"House Republicans continue to press on a budget that benefits the wealthiest Americans at the expense of those who are most vulnerable," said Rangel. "They are hanging the security of America's families in the balance. These issues are solvable and we cannot afford any more uncertainty or inequity at this time of economic instability. It is time to work together and get the job done on a responsible, balanced plan to create jobs, strengthen the middle class, and responsibly reduce the deficit.""
The Ryan-Republican budget attempts to balance the budget in a decade by implementing the sequester's across-the-board cuts and reducing spending by $5.3 trillion through 2023. This is accomplished with no new tax revenue and in large part by rolling back many of President Obama's signature legislative accomplishments. It will result in two million fewer American jobs next year alone, decrease GDP 1.7 percent, and stall the nation's recovery.

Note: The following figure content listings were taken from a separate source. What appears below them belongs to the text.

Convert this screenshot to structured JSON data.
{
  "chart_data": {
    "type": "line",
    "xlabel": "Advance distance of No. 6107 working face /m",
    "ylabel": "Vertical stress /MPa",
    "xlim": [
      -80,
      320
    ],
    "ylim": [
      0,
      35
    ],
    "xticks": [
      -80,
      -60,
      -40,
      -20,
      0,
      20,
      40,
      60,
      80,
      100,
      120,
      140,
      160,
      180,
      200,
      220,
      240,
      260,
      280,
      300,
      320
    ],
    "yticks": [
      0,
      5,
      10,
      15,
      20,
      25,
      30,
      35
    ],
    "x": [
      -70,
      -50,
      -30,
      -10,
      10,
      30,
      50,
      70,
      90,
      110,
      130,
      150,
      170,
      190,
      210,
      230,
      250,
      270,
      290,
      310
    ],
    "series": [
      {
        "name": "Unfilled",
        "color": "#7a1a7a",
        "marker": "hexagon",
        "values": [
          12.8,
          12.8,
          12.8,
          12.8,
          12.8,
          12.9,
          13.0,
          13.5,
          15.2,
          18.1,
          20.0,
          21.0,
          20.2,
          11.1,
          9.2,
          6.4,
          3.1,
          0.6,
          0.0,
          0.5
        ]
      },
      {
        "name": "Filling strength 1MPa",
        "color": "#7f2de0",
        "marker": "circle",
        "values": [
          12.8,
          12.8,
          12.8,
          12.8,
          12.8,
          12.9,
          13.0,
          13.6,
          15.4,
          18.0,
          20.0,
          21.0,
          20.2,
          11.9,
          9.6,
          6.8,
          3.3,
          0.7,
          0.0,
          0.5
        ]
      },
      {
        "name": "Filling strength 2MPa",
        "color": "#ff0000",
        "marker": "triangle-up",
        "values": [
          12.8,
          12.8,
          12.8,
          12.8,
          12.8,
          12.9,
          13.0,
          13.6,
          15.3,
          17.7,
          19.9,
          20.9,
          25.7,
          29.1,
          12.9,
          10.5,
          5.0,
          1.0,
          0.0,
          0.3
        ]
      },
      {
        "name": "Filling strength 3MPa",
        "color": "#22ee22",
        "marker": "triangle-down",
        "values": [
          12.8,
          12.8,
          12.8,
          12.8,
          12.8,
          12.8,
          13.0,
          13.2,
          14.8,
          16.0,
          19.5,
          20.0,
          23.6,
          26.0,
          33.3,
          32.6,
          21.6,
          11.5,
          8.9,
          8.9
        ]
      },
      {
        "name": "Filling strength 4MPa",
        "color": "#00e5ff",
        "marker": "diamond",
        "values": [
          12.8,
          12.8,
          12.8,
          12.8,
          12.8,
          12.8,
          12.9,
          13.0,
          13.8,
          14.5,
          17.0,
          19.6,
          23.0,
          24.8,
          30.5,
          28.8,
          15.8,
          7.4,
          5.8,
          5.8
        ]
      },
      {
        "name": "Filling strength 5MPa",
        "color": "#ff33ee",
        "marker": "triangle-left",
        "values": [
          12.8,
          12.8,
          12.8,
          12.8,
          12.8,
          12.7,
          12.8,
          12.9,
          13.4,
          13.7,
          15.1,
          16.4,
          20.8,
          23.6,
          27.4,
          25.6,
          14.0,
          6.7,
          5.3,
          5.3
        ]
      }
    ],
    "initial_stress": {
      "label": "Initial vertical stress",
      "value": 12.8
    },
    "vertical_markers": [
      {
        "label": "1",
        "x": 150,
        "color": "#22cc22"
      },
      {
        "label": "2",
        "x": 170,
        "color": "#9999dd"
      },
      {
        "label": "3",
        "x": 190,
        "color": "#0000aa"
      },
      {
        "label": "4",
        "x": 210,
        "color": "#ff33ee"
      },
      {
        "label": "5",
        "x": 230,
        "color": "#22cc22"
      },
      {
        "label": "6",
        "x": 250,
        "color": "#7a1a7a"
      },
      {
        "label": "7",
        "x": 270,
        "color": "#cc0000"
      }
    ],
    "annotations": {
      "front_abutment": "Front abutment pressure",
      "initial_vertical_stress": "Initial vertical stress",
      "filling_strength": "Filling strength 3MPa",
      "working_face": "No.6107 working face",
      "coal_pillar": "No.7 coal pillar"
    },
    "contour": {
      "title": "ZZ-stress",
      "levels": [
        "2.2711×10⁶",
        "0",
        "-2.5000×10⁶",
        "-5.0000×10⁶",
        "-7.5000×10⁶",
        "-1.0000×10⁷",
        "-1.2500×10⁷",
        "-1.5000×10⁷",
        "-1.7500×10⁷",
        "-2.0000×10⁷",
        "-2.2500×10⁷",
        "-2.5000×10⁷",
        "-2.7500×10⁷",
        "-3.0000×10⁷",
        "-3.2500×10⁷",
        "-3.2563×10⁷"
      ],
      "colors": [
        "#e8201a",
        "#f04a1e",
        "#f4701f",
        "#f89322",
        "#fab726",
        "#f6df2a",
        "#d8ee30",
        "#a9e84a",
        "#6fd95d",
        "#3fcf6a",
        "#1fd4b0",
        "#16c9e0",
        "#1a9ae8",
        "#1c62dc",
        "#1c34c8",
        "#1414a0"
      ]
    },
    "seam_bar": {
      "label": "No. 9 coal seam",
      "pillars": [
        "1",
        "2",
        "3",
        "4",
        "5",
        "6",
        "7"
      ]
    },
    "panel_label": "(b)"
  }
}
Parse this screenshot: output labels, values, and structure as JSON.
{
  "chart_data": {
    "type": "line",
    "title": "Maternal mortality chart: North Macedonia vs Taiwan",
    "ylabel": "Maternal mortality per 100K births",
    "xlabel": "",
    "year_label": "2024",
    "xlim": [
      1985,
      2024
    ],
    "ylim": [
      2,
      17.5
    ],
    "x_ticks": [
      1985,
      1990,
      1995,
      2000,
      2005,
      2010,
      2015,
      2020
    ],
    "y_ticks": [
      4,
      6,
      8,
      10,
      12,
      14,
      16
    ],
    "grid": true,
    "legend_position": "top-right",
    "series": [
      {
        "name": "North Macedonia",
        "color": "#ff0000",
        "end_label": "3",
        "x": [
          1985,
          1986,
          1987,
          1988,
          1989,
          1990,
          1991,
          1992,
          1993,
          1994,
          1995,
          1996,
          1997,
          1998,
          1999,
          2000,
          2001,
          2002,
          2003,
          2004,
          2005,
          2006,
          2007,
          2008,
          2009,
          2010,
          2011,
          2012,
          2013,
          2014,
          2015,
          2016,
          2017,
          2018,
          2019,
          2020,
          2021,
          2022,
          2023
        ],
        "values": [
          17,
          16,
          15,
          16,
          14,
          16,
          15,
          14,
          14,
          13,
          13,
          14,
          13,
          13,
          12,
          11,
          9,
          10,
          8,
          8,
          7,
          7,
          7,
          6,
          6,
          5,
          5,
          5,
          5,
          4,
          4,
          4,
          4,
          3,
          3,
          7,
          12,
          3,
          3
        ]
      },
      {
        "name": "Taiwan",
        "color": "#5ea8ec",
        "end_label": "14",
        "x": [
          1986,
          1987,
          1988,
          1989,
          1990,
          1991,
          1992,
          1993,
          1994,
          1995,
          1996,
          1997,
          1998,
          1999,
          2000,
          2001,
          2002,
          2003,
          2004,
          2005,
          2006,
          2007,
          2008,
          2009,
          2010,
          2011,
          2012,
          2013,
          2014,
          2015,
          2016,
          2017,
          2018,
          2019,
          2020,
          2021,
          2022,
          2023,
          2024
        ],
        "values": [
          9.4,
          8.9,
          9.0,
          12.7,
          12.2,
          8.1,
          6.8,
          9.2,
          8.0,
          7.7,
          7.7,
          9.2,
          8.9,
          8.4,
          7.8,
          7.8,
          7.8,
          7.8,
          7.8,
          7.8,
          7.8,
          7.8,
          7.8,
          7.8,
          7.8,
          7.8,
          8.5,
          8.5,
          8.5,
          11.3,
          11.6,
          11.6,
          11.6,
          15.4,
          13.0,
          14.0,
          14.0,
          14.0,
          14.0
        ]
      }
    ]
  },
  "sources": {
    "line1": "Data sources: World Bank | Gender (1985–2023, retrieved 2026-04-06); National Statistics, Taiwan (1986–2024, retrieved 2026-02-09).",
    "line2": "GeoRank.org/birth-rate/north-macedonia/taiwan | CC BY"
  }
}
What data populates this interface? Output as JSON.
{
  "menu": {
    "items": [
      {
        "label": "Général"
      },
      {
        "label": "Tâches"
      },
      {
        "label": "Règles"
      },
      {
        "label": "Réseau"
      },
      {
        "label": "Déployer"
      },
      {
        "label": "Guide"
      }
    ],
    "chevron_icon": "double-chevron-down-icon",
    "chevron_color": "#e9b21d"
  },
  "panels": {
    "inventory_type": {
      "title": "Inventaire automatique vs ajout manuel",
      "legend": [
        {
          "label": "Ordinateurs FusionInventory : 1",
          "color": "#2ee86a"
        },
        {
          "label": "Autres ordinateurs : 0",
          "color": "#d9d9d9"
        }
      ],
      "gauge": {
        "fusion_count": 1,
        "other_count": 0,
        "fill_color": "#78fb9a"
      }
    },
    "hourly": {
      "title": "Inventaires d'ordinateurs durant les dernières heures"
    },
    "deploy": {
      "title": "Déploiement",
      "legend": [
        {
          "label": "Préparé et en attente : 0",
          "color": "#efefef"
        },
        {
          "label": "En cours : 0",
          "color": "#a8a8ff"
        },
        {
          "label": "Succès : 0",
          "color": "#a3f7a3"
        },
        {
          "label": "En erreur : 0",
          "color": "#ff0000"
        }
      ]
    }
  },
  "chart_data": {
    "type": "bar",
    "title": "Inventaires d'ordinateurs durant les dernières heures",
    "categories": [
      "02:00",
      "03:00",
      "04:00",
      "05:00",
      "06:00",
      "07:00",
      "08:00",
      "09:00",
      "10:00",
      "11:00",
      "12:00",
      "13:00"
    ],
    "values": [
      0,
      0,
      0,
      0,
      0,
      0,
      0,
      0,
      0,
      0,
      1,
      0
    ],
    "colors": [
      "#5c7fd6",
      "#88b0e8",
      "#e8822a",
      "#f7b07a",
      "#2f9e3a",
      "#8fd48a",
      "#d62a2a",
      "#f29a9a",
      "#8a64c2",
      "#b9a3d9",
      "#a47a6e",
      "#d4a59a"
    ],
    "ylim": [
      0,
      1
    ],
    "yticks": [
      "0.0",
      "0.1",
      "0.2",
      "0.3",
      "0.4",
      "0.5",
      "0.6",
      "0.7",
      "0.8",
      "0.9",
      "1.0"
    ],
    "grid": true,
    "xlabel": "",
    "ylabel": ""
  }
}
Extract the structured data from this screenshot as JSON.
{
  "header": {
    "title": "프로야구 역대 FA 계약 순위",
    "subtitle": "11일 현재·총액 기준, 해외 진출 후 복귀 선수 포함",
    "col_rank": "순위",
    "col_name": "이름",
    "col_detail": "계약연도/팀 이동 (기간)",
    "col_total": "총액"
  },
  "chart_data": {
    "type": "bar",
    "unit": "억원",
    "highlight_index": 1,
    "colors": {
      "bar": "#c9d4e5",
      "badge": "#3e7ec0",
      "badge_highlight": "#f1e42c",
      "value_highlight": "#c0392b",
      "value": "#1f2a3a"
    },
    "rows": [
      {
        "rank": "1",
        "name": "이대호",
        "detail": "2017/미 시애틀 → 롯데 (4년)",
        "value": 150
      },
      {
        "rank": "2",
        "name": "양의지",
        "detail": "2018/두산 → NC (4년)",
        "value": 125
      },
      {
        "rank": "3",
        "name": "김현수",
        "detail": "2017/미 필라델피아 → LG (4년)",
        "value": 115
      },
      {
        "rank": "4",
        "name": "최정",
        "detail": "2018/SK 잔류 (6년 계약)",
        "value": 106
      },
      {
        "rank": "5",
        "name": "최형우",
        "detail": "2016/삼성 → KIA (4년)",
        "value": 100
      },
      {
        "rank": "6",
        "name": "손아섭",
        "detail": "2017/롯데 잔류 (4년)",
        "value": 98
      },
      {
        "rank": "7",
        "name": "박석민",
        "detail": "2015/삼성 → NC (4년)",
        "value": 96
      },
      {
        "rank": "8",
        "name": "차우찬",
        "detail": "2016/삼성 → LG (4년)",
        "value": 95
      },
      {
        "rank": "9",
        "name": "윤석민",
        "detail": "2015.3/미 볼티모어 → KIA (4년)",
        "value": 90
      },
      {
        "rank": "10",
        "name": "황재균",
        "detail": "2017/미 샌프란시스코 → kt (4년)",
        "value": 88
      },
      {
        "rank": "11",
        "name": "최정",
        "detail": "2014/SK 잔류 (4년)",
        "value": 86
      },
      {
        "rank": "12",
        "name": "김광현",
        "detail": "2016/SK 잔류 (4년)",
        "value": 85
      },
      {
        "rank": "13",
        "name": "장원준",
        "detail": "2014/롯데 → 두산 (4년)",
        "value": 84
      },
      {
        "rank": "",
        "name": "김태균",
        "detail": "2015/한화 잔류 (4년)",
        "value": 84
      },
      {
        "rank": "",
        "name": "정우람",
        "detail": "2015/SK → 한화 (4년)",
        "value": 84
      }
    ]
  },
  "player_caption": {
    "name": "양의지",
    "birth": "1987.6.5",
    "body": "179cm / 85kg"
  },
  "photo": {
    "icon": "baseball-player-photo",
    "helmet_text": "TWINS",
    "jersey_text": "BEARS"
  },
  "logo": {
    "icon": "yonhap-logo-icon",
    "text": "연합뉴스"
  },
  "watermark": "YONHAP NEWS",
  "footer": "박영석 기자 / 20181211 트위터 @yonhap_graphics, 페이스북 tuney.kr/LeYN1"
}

The Ryan-Repubican plan would cut the top marginal income tax rate, which the wealthiest Americans pay, to 25 percent from 39.6 percent, depriving the government of considerable tax revenue. It could raise taxes on middle class families with children by more than $3,000 per year to pay for these tax cuts. It would also spend $5.3 trillion less over that time, largely by repealing healthcare coverage expansion under the Affordable Care Act. This is accomplished by scaling back Medicare benefits and slashing discretionary spending including food stamps, housing assistance, and the earned-income tax credit.
"The budget is a moral document of our nation's priorities. And we have an obligation to protect the poor, the elderly and the sick." Rangel continued. "There is no need for Americans to go hungry, struggle to finance college, or lose health care benefits while the wealthy get away without paying their fair share. The American people made their choices clear during the 2012 elections: The Republican budget is not right for America."
The automatic across-the-board spending cuts took effect on Friday, March 1st. They have hurt a range of discretionary spending actions including keeping military bases open, research and development, and paying salaries. New York will lose about $884,000 in funding for job search assistance, referral, and placement, meaning around 46,230 fewer people will get the help and skills they need to find employment.